About Polyglot Watchdog
Overview
Polyglot Watchdog is a pipeline and operator interface for building an English reference dataset and detecting localization issues across languages.
It combines automated capture, structured extraction, operator review, deterministic element pairing, and issue generation. This repository UI mainly acts as an operator/development console for those workflows.
The problem it addresses
Localization QA is difficult to automate because pages include dynamic content, repeated templates, and elements that should not always be compared one-to-one.
Polyglot Watchdog addresses this by capturing pages under controlled contexts, extracting stable elements, applying operator rules, and comparing eligible EN reference data with target-language captures.
Current UI reality: issue artifacts can be produced by backend phases, but parts of the visible UI still use mock-backed paths.
Pipeline summary
Phase 0 — URL discovery
Builds URL inventory artifacts for a domain and run.
Phase 1 — Page capture
Captures screenshots and extracts page items (text, images, buttons, inputs) with stable identifiers.
Phase 2 — Element annotation
Stores rules such as IGNORE_ENTIRE_ELEMENT, MASK_VARIABLE, and ALWAYS_COLLECT.
Phase 3 — English reference dataset
Builds the eligible EN dataset by applying rules and review status filters.
Phase 6 — Localization comparison
Pairs EN and target-language items, then writes issue records with contextual evidence such as IDs, bounding boxes, and screenshot references.
Scope note: pairing and issue writing are implemented, but this UI does not yet expose every backend comparison detail as a dedicated operator screen.
Capture contexts and deterministic pairing
A capture context includes URL, viewport kind, state, and optional user tier. Language is runtime configuration but excluded from context identity.
Page and element IDs are deterministic so matching is stable across runs. Element identity excludes text content to avoid translation text changing identity.
Review, rerun, and issue generation
Review records are saved by capture context and language and are consumed when building eligible EN data. Operators can request exact-context reruns using the same runtime dimensions.

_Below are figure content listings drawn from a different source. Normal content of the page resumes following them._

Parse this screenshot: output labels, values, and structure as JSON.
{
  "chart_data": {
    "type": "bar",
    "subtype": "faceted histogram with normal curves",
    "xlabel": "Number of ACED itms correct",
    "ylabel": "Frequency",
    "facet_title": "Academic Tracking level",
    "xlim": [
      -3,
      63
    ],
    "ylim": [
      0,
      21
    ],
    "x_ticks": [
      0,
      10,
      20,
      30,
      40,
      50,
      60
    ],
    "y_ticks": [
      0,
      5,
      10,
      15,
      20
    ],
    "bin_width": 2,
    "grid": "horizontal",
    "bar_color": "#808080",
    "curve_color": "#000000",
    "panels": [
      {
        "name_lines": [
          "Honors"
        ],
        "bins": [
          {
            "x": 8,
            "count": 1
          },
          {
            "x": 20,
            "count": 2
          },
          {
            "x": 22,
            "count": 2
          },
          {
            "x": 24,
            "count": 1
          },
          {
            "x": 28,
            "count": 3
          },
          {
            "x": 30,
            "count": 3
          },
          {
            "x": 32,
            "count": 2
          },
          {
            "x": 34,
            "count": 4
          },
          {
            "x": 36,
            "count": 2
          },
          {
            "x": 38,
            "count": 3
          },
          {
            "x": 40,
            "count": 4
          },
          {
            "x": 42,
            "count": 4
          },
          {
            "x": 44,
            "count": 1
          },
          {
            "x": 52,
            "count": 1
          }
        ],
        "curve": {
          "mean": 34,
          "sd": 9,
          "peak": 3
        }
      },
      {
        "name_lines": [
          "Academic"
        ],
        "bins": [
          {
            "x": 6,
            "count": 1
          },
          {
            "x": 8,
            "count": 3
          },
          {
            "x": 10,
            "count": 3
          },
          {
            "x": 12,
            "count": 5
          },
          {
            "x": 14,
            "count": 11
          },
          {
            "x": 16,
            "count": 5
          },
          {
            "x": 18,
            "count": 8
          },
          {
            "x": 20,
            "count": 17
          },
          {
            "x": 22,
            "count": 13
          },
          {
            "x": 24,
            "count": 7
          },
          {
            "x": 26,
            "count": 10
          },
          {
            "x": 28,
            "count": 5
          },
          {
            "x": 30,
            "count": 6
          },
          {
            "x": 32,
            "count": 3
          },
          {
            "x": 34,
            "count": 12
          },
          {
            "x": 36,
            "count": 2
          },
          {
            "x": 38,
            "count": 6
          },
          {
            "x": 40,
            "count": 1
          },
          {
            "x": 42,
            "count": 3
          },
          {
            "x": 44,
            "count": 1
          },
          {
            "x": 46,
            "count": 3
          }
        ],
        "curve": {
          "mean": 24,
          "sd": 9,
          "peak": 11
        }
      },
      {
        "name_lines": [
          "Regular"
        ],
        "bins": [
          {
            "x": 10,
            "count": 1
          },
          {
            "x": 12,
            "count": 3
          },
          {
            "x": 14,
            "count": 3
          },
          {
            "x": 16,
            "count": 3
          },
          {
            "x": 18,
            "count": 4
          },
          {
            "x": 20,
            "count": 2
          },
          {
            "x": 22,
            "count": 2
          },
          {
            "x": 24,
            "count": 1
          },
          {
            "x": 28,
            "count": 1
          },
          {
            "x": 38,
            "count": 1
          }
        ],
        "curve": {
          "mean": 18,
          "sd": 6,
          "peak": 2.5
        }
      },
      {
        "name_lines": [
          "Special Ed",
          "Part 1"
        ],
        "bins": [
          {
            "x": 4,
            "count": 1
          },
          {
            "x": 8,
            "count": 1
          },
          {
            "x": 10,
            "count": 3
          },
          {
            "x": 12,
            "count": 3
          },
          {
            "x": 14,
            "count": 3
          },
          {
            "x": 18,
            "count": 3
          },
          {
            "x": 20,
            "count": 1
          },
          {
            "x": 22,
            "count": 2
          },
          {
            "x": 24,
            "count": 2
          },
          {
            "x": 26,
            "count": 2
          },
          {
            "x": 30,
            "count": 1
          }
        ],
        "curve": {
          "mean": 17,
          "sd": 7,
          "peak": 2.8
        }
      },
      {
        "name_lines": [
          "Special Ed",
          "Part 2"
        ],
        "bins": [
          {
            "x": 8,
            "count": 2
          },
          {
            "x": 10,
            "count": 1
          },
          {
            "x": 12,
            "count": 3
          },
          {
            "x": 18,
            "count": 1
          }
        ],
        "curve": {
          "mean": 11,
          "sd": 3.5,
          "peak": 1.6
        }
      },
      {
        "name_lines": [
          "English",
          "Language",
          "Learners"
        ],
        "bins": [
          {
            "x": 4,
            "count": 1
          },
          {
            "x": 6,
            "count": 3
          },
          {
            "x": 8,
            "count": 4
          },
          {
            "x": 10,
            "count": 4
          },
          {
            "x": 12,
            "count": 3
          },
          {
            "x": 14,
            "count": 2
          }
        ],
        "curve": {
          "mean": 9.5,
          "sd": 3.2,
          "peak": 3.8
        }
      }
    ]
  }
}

Later comparison phases generate issue artifacts for target runs.
Artifacts produced
url_inventory.jsonpage_screenshots.jsoncollected_items.jsonuniversal_sections.jsontemplate_rules.jsoneligible_dataset.jsonissues.json
Artifacts are stored per domain/run, with screenshots kept under deterministic page IDs.
Typical operator workflow
- Manage seed URLs in
/urls. - Discover or inspect URLs.
- Capture EN pages.
- Review and annotate elements.
- Build the EN eligible dataset.
- Capture target-language pages and run comparison.
- Query issues in
/.
Some steps are currently triggered through backend endpoints that are not yet fully represented by dedicated UI pages.
Glossary
- Seed URLs: manually managed canonical URL list.
- Capture context: runtime capture dimensions for a page (identity excludes language).
- page_id: deterministic page identifier from context identity fields.
- item_id: deterministic element identifier from domain/URL/selector/bbox/type.
- Template rules: annotation decisions that shape the eligible dataset.
- Eligible dataset: filtered English reference artifact used for comparison.
- Exact context rerun: replaying capture with the same context parameters.